Content Warning: This article discusses issues and experiences related to Obsessive-Compulsive Disorder. Reader discretion is advised.
I remember speaking on a panel about mental health once — specifically about my experience with obsessive-compulsive disorder (OCD). I don’t remember who asked me to speak or why, but I do remember feeling so nervous that I was shaking. I knew people would ask me questions about my struggles, and sharing those answers scared me. But despite all this, I told the room of strangers all there was to tell, even though my parents and therapist told me that I wasn’t ready to do so.
This experience helped me understand that stories can help others experiencing mental illness feel that they aren’t alone and destigmatize the topic. Storytelling creates empathy, understanding and compassion, which serve as key ingredients for an ideal support system. To help normalize mental health issues and having conversations about them, we should consider sharing our stories more. Even though it feels scary and uncertain, it’s also inexplicably rewarding.
I told the panel about the many ways my OCD has manifested itself throughout my life. OCD is common, normal and manageable — but it rarely feels that way.
OCD falls under the anxiety disorder category. It always starts with a thought, and eventually, that thought manifests itself into fear. That fear festers and becomes bigger and scarier until it consumes you and becomes an obsession. And once that obsession settles, the burden falls on its inhibitor to clean up the pieces.
At this point, compulsion is the only option. Compulsions soothe the victim and try to reduce the anxiety. But the compulsions win, and the inhibitor can no longer control their own actions.

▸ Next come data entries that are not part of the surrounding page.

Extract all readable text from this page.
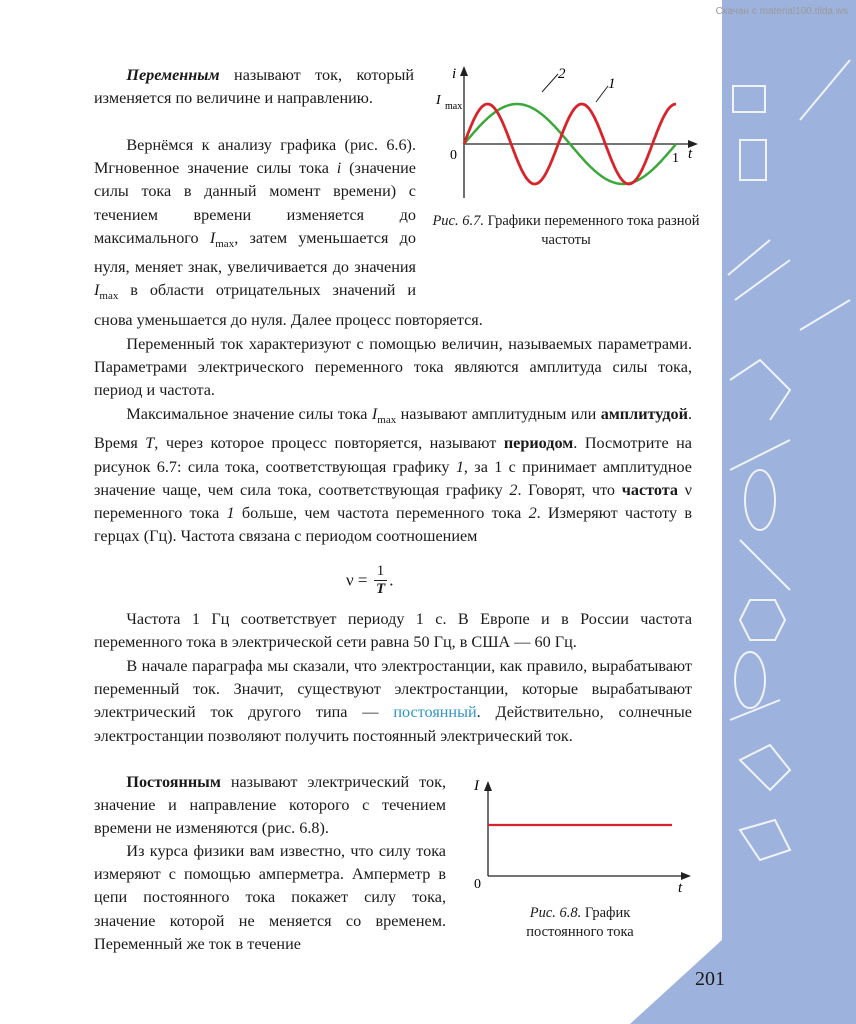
Скачан с material100.tilda.ws

  Переменным называют ток, который изменяется по величине и направлению.

  Вернёмся к анализу графика (рис. 6.6). Мгновенное значение силы тока i (значение силы тока в данный момент времени) с течением времени изменяется до максимального $I_{max}$, затем уменьшается до нуля, меняет знак, увеличивается до значения $I_{max}$ в области отрицательных значений и снова уменьшается до нуля. Далее процесс повторяется.
i
I max
0	1 t
2
1
Рис. 6.7. Графики переменного тока разной частоты

  Переменный ток характеризуют с помощью величин, называемых параметрами. Параметрами электрического переменного тока являются амплитуда силы тока, период и частота.

  Максимальное значение силы тока $I_{max}$ называют амплитудным или амплитудой. Время T, через которое процесс повторяется, называют периодом. Посмотрите на рисунок 6.7: сила тока, соответствующая графику 1, за 1 с принимает амплитудное значение чаще, чем сила тока, соответствующая графику 2. Говорят, что частота ν переменного тока 1 больше, чем частота переменного тока 2. Измеряют частоту в герцах (Гц). Частота связана с периодом соотношением

$\nu = \frac{1}{T}$ .

  Частота 1 Гц соответствует периоду 1 с. В Европе и в России частота переменного тока в электрической сети равна 50 Гц, в США — 60 Гц.

  В начале параграфа мы сказали, что электростанции, как правило, вырабатывают переменный ток. Значит, существуют электростанции, которые вырабатывают электрический ток другого типа — постоянный. Действительно, солнечные электростанции позволяют получить постоянный электрический ток.

  Постоянным называют электрический ток, значение и направление которого с течением времени не изменяются (рис. 6.8).

  Из курса физики вам известно, что силу тока измеряют с помощью амперметра. Амперметр в цепи постоянного тока покажет силу тока, значение которой не меняется со временем. Переменный же ток в течение

I
0	t
Рис. 6.8. График постоянного тока
201
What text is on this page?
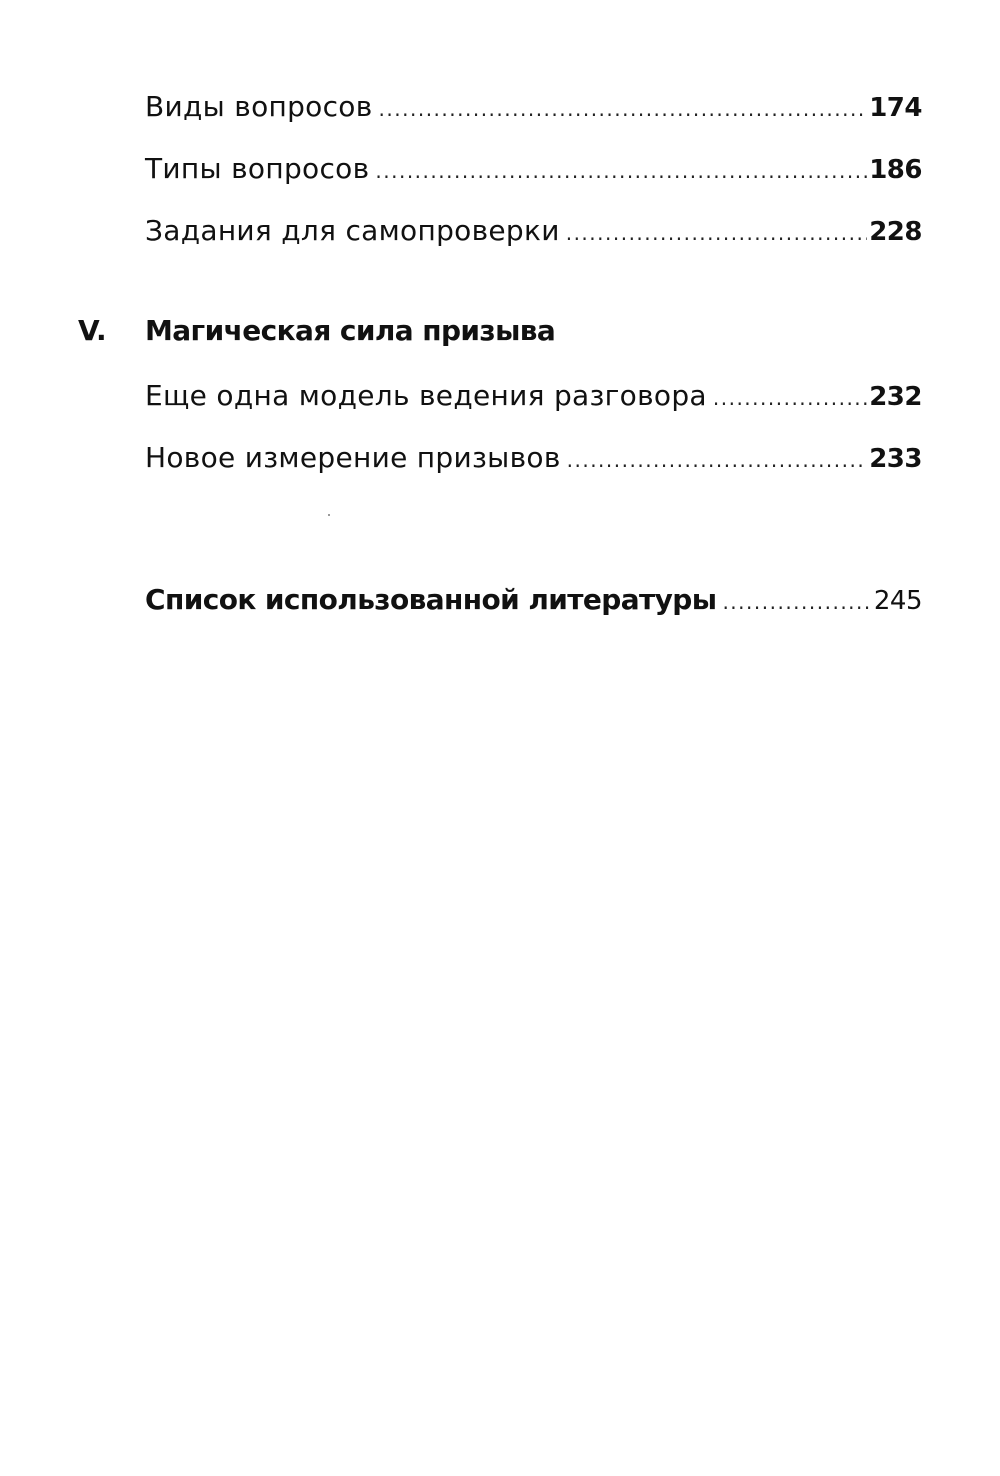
Виды вопросов .....	174
Типы вопросов .....	186
Задания для самопроверки .....	228
V.	Магическая сила призыва
Еще одна модель ведения разговора .....	232
Новое измерение призывов .....	233
Список использованной литературы .....	245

As I spoke, I debunked the stereotypes surrounding this mental illness. When most people think of OCD, they think of a person that really likes to clean — a kind of “What about Bob?” character. But these stereotypes fail to capture the realities of OCD, as with so many other mental illnesses depicted in media. Because of these inaccurate representations, I never associated my behaviors with those of OCD.
With this, I went on to talk about how I didn’t properly receive an OCD diagnosis until I was institutionalized during my sophomore year of high school. When I finally was, it felt like the first time I put on a pair of glasses and could actually see the leaves on the trees and the tops of the mountains. How relieving it was to know that the hell that I’d lived in wasn’t normal at all.
With this understanding came the ability to tell my story to others, just as I’d done in that panel.
Time and again, storytelling has proven to have healing results, but not only for the listener. Psychologists commonly instruct their patients to write down daily events and interactions as a way to process difficult emotions. Research has found that doing so reduces stress, improves immune function and brightens mood. But in actually sharing those writings, the benefit is even more valuable — especially for young people.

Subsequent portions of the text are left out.